Iraq filmmaking has proved itself a difficult art. The shift has gone from those explicitly exploring the experience of soldiers with a heavy political stance to those exploring the soldiers coming home with a heavy political stance. None of them have been absolutely awful (outside of Redacted and Stop-Loss) but none have managed to explicitly understand the experience of soldiers from an entirely apolitical viewpoint. The Hurt Locker is not only the most exciting, tense film of the year, but it’s understanding of the psychology of the soldier, and its focus upon this, captures what is actually important about Iraq. This was Jarhead with a boatload of action and without the showy visuals, though the visual style here is gripping. Kathryn Bigelow should and hopefully will win the director Oscar this year, not just for the construction of scenes and her understanding of space, but for her focus on the relationship between the lead characters and subsequently their relationship to the warzone. Emotionally and physically, this is a breathless film.

Honourable Mentions

District 9 – Thrilling allegorical sci-fi, only let down by reliance on genre traits.

Milk – Stately and finely-tuned biopic, excellent acting, slightly ponderous in some places.

Slumdog Millionaire – Overrated undoubtedly but still extremely entertaining and sweet. Superb direction.

(500) Days of Summer – Arrival of a talent in Marc Webb and career-best performance from Zooey Deschanel.

Moon – Lovely, charming sci-fi with immense central performance and best performance by Kevin Spacey in years.

Zombieland – Hugely fun and rollicking zombie ride.
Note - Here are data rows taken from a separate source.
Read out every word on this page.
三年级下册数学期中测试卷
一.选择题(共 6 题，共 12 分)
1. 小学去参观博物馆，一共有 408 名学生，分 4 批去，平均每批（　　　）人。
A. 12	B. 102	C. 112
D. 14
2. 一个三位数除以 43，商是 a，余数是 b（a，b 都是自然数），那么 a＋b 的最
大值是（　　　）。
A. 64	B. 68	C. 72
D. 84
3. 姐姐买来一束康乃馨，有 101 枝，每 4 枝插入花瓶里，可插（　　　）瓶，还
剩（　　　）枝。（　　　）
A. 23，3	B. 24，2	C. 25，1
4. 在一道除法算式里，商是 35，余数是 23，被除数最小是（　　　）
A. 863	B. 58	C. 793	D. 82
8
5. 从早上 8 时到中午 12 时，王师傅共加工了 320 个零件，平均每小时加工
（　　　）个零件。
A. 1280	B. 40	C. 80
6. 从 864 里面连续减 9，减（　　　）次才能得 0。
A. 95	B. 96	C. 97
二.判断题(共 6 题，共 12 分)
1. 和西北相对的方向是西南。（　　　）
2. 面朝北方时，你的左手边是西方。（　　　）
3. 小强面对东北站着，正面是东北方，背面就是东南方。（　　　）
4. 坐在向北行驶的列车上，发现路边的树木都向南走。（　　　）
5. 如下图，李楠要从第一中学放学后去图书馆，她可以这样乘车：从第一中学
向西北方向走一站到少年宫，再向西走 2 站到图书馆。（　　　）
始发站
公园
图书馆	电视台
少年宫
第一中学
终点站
Rachel Getting Married – Career-maker for Anne Hathaway, only dips because of hyper-long wedding sequence.

Bronson – Tom Hardy’s performance dominates but Winding Refn’s work is, as always, bracing.

In the Loop – Satire at its highest, only let down because it never quite reaches the Strangelove-ian heights it’s going for.

Anvil: The Story of Anvil – Heartfelt, sweet hair metal homosocial love story.

Doubt – ACTING! And more ACTING!! Stagey at times but otherwise nye-on perfectly judged.

Drag Me to Hell – Raimi returns to horror with fun, cheeky ride with great horror performance from Alison Lohman.

A Serious Man – Obtuse, uber-Coen exploration of Book of Job. For fans only, maybe. If you’re a fan though, world class.